Cardinal Biffi on the atomic bombing of Nagasaki
Ground Zero, the 浦上天主堂 Urakami Tenshudō Cathedral of Nagasaki (image source)
“I had already heard about Nagasaki. I had come across it repeatedly in the 'History manual of the Catholic missions' by Giuseppe Schmidlin, three volumes published in Milan in 1929. Nagasaki had produced the first substantial Catholic community in Japan, in the sixteenth century. In Nagasaki, on February 5, 1597, thirty-six martyrs (six missionary Franciscans, three Japanese Jesuits, and twenty-seven laymen) gave their lives for Christ. (continued...)

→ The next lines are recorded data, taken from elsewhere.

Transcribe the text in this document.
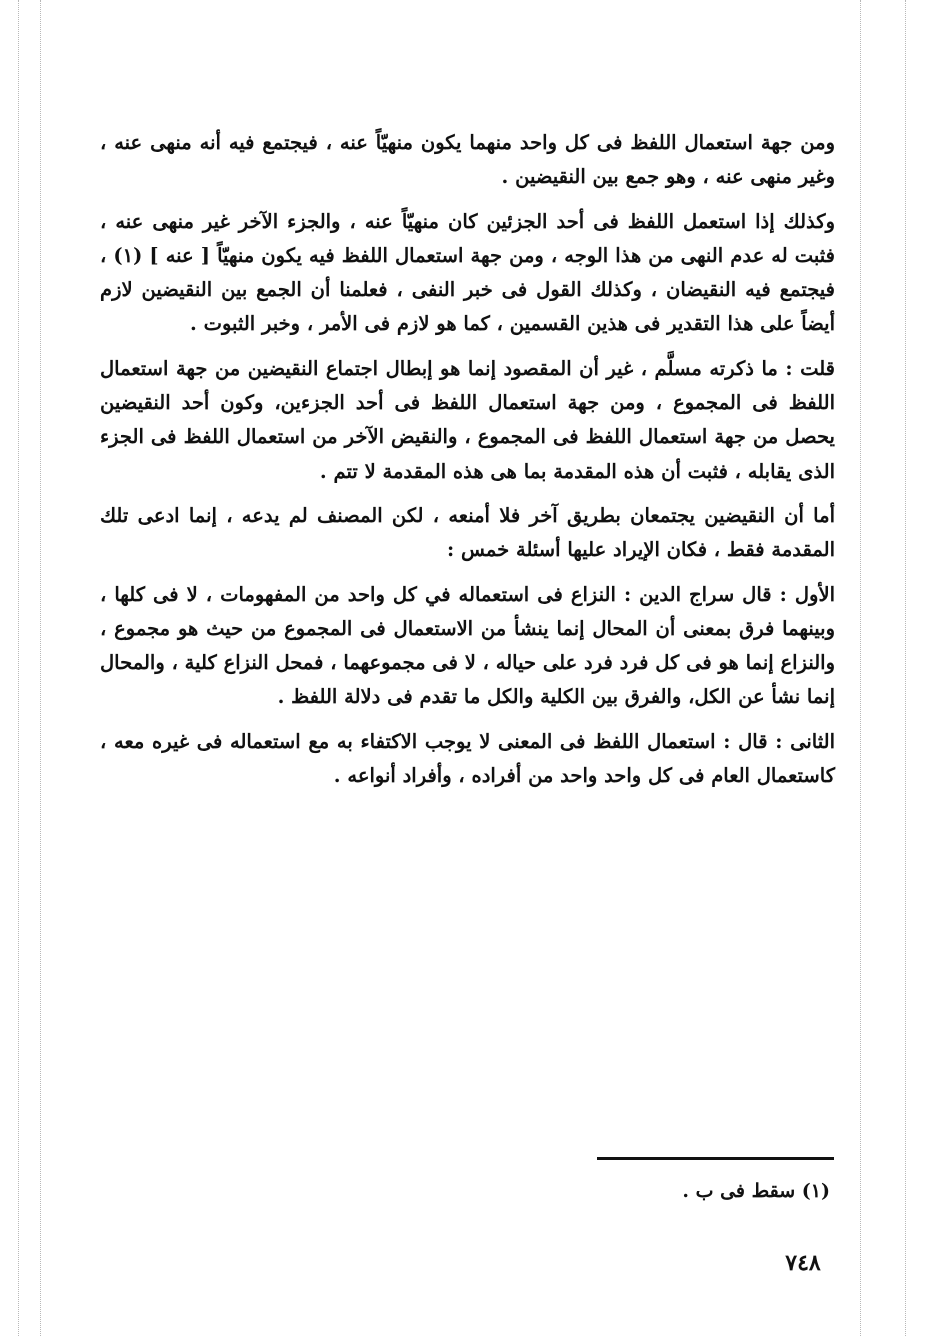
ومن جهة استعمال اللفظ فى كل واحد منهما يكون منهيّاً عنه ، فيجتمع فيه أنه منهى عنه ، وغير منهى عنه ، وهو جمع بين النقيضين .

وكذلك إذا استعمل اللفظ فى أحد الجزئين كان منهيّاً عنه ، والجزء الآخر غير منهى عنه ، فثبت له عدم النهى من هذا الوجه ، ومن جهة استعمال اللفظ فيه يكون منهيّاً [ عنه ] (١) ، فيجتمع فيه النقيضان ، وكذلك القول فى خبر النفى ، فعلمنا أن الجمع بين النقيضين لازم أيضاً على هذا التقدير فى هذين القسمين ، كما هو لازم فى الأمر ، وخبر الثبوت .

قلت : ما ذكرته مسلَّم ، غير أن المقصود إنما هو إبطال اجتماع النقيضين من جهة استعمال اللفظ فى المجموع ، ومن جهة استعمال اللفظ فى أحد الجزءين، وكون أحد النقيضين يحصل من جهة استعمال اللفظ فى المجموع ، والنقيض الآخر من استعمال اللفظ فى الجزء الذى يقابله ، فثبت أن هذه المقدمة بما هى هذه المقدمة لا تتم .

أما أن النقيضين يجتمعان بطريق آخر فلا أمنعه ، لكن المصنف لم يدعه ، إنما ادعى تلك المقدمة فقط ، فكان الإيراد عليها أسئلة خمس :

الأول : قال سراج الدين : النزاع فى استعماله في كل واحد من المفهومات ، لا فى كلها ، وبينهما فرق بمعنى أن المحال إنما ينشأ من الاستعمال فى المجموع من حيث هو مجموع ، والنزاع إنما هو فى كل فرد فرد على حياله ، لا فى مجموعهما ، فمحل النزاع كلية ، والمحال إنما نشأ عن الكل، والفرق بين الكلية والكل ما تقدم فى دلالة اللفظ .

الثانى : قال : استعمال اللفظ فى المعنى لا يوجب الاكتفاء به مع استعماله فى غيره معه ، كاستعمال العام فى كل واحد واحد من أفراده ، وأفراد أنواعه .

(١) سقط فى ب .
٧٤٨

They were canonized by Pius IX in 1862. When the persecution was resumed in 1637, no fewer than thirty-five thousand Christians were killed. After this, the young community lived in the catacombs, so to speak, but it was not extinguished. In 1865, Fr. Petitjean discovered this 'clandestine Church', which revealed itself to him after it had verified that he was celibate, devoted to Mary, and obedient to the pope of Rome; thus the sacramental life could be resumed as normal. In 1889, complete religious freedom was proclaimed in Japan, and everything began flourishing again. On June 15, 1891, the diocese of Nagasaki was established canonically, and in 1927 it welcomed as its pastor Bishop Hayasaka, whom Pius XI himself had consecrated as the first Japanese bishop. It is from Schmidlin that we learn that in 1929, of the 94,096 Japanese Catholics, fully 63,698 were in Nagasaki.”

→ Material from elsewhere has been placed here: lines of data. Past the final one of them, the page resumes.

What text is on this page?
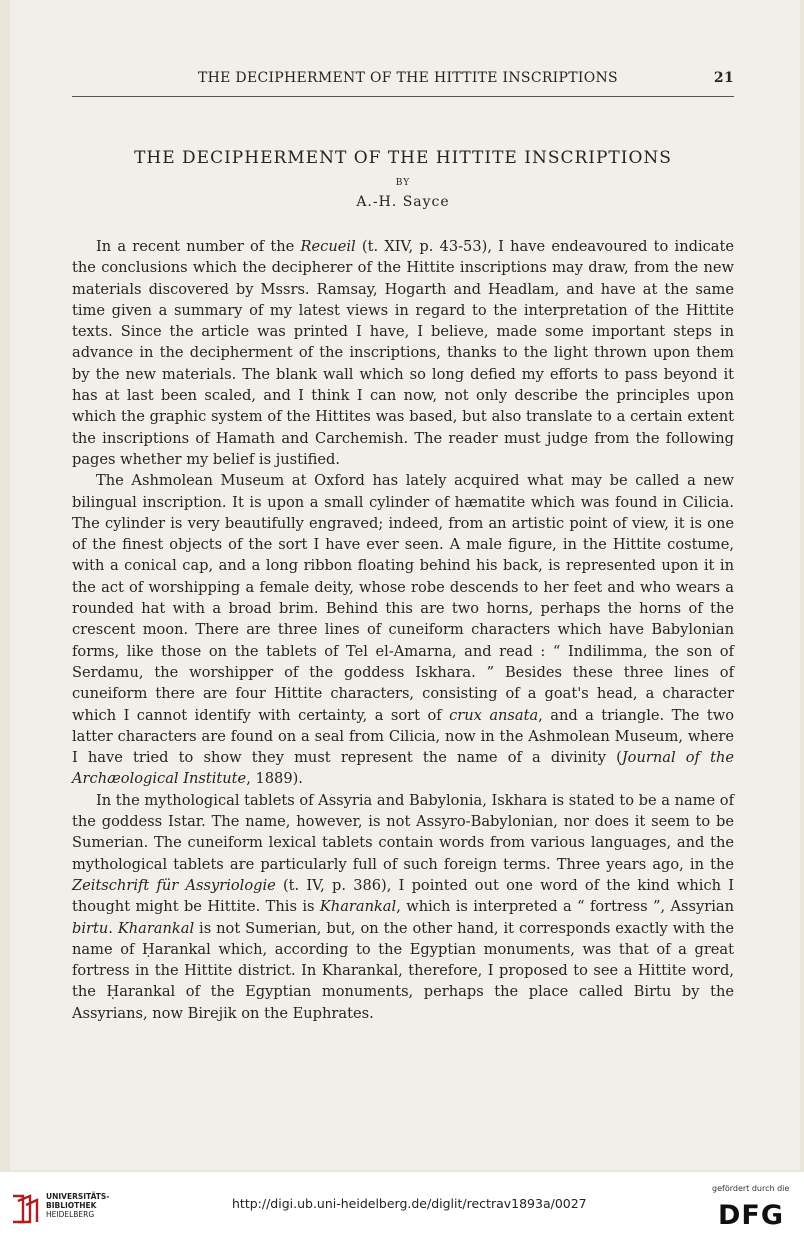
THE DECIPHERMENT OF THE HITTITE INSCRIPTIONS	21
THE DECIPHERMENT OF THE HITTITE INSCRIPTIONS
BY
A.-H. Sayce

In a recent number of the Recueil (t. XIV, p. 43-53), I have endeavoured to indicate the conclusions which the decipherer of the Hittite inscriptions may draw, from the new materials discovered by Mssrs. Ramsay, Hogarth and Headlam, and have at the same time given a summary of my latest views in regard to the interpretation of the Hittite texts. Since the article was printed I have, I believe, made some important steps in advance in the decipherment of the inscriptions, thanks to the light thrown upon them by the new materials. The blank wall which so long defied my efforts to pass beyond it has at last been scaled, and I think I can now, not only describe the principles upon which the graphic system of the Hittites was based, but also translate to a certain extent the inscriptions of Hamath and Carchemish. The reader must judge from the following pages whether my belief is justified.

The Ashmolean Museum at Oxford has lately acquired what may be called a new bilingual inscription. It is upon a small cylinder of hæmatite which was found in Cilicia. The cylinder is very beautifully engraved; indeed, from an artistic point of view, it is one of the finest objects of the sort I have ever seen. A male figure, in the Hittite costume, with a conical cap, and a long ribbon floating behind his back, is represented upon it in the act of worshipping a female deity, whose robe descends to her feet and who wears a rounded hat with a broad brim. Behind this are two horns, perhaps the horns of the crescent moon. There are three lines of cuneiform characters which have Babylonian forms, like those on the tablets of Tel el-Amarna, and read : “ Indilimma, the son of Serdamu, the worshipper of the goddess Iskhara. ” Besides these three lines of cuneiform there are four Hittite characters, consisting of a goat's head, a character which I cannot identify with certainty, a sort of crux ansata, and a triangle. The two latter characters are found on a seal from Cilicia, now in the Ashmolean Museum, where I have tried to show they must represent the name of a divinity (Journal of the Archæological Institute, 1889).

In the mythological tablets of Assyria and Babylonia, Iskhara is stated to be a name of the goddess Istar. The name, however, is not Assyro-Babylonian, nor does it seem to be Sumerian. The cuneiform lexical tablets contain words from various languages, and the mythological tablets are particularly full of such foreign terms. Three years ago, in the Zeitschrift für Assyriologie (t. IV, p. 386), I pointed out one word of the kind which I thought might be Hittite. This is Kharankal, which is interpreted a “ fortress ”, Assyrian birtu. Kharankal is not Sumerian, but, on the other hand, it corresponds exactly with the name of Ḥarankal which, according to the Egyptian monuments, was that of a great fortress in the Hittite district. In Kharankal, therefore, I proposed to see a Hittite word, the Ḥarankal of the Egyptian monuments, perhaps the place called Birtu by the Assyrians, now Birejik on the Euphrates.

UNIVERSITÄTS-
BIBLIOTHEK
HEIDELBERG
http://digi.ub.uni-heidelberg.de/diglit/rectrav1893a/0027
gefördert durch die
DFG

Having established this, cardinal Biffi concludes with a disturbing question:
“We can certainly assume that the atomic bombs were not dropped at random. So the question is inevitable: why is it that for the second slaughter, out of all the possibilities, that very city of Japan was chosen where Catholicism, apart from having its most glorious history, was also the most widespread and firmly established?”
Call Me Jorge... would add that the Japanese ended up surrendering under the exact same terms they were suing the United States of America for surrender before the two atomic bombs were dropped. The reason Nagasaki was chosen is because it was the Catholic center of Japan and had the largest cathedral in the Far East. In addition the city of Nagasaki had outlawed freemasonry in 1926. The Allied Powers were afraid that Catholicism would fill the void created by the Japanese Emperor renouncing his divinity, hence it had to be destroyed.